Efficient Collision Detection..
Hi guys,
I''ve been wondering if you ever met the following problem:
You have an AABB octree for a single object. That object has a model matrix. You can pretty much test collisions when the matrix is used for translating and/or scaling, but not for rotation, because you cannot simply rotate box'' vertices and have the same old test for a point inside a AABB box as you do with scaling and translation.
So, the question is: is it really worth investing time into OBB octree?
I''ve seen an algorithm for checking if a point is inside an OBB or OBB intersects OOB. And that takes HEAPS more time than doing a simple AABB point-in-box or AABB vs AABB intersection.
So, what should I do?
Thanks.
" Do we need us? "
If all you''re testing is a point, you can transform the point through the inverse of the object matrix, and then test that point against the un-transformed AABB of the object.

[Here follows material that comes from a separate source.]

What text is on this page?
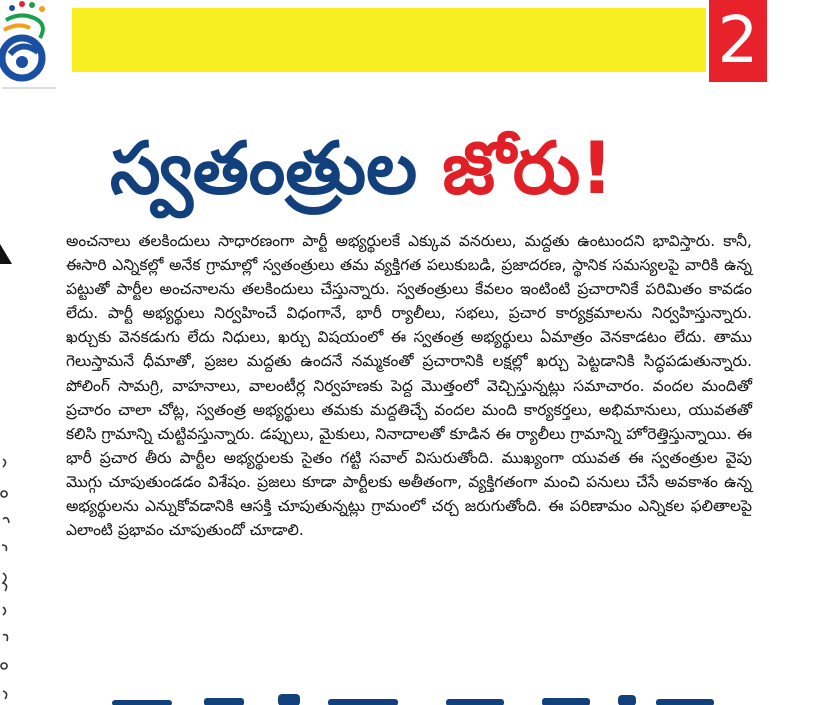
2
స్వతంత్రుల జోరు!

అంచనాలు తలకిందులు సాధారణంగా పార్టీ అభ్యర్థులకే ఎక్కువ వనరులు, మద్దతు ఉంటుందని భావిస్తారు. కానీ, ఈసారి ఎన్నికల్లో అనేక గ్రామాల్లో స్వతంత్రులు తమ వ్యక్తిగత పలుకుబడి, ప్రజాదరణ, స్థానిక సమస్యలపై వారికి ఉన్న పట్టుతో పార్టీల అంచనాలను తలకిందులు చేస్తున్నారు. స్వతంత్రులు కేవలం ఇంటింటి ప్రచారానికే పరిమితం కావడం లేదు. పార్టీ అభ్యర్థులు నిర్వహించే విధంగానే, భారీ ర్యాలీలు, సభలు, ప్రచార కార్యక్రమాలను నిర్వహిస్తున్నారు. ఖర్చుకు వెనకడుగు లేదు నిధులు, ఖర్చు విషయంలో ఈ స్వతంత్ర అభ్యర్థులు ఏమాత్రం వెనకాడటం లేదు. తాము గెలుస్తామనే ధీమాతో, ప్రజల మద్దతు ఉందనే నమ్మకంతో ప్రచారానికి లక్షల్లో ఖర్చు పెట్టడానికి సిద్ధపడుతున్నారు. పోలింగ్ సామగ్రి, వాహనాలు, వాలంటీర్ల నిర్వహణకు పెద్ద మొత్తంలో వెచ్చిస్తున్నట్లు సమాచారం. వందల మందితో ప్రచారం చాలా చోట్ల, స్వతంత్ర అభ్యర్థులు తమకు మద్దతిచ్చే వందల మంది కార్యకర్తలు, అభిమానులు, యువతతో కలిసి గ్రామాన్ని చుట్టివస్తున్నారు. డప్పులు, మైకులు, నినాదాలతో కూడిన ఈ ర్యాలీలు గ్రామాన్ని హోరెత్తిస్తున్నాయి. ఈ భారీ ప్రచార తీరు పార్టీల అభ్యర్థులకు సైతం గట్టి సవాల్ విసురుతోంది. ముఖ్యంగా యువత ఈ స్వతంత్రుల వైపు మొగ్గు చూపుతుండడం విశేషం. ప్రజలు కూడా పార్టీలకు అతీతంగా, వ్యక్తిగతంగా మంచి పనులు చేసే అవకాశం ఉన్న అభ్యర్థులను ఎన్నుకోవడానికి ఆసక్తి చూపుతున్నట్లు గ్రామంలో చర్చ జరుగుతోంది. ఈ పరిణామం ఎన్నికల ఫలితాలపై ఎలాంటి ప్రభావం చూపుతుందో చూడాలి.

That''ll work fine (and faster than transforming the entire box, to boot!)
To make finding inverses fast, you might consider storing your objects as PRS rather than matrices (Position as vec3, Rotation as quat, Scale as vec3). Then finding/applying the inverse is trivial.
To make finding inverses fast, you might consider storing your objects as PRS rather than matrices (Position as vec3, Rotation as quat, Scale as vec3). Then finding/applying the inverse is trivial.
Let''s say I want to test one AABB(OBB?) box against other. So, can I really take untransformed vertice of one box and test it against the other box (e.g is the point inside)?
" Do we need us? "
" Do we need us? "
Nope. If you''re going to do it that way you would take each point of the second AABB, transform them into the coordinate system of the first AABB and then do the test. I wouldn''t recommend doing this though.
Look up the "separating axes theorem". At least that''s what I think its called.
Look up the "separating axes theorem". At least that''s what I think its called.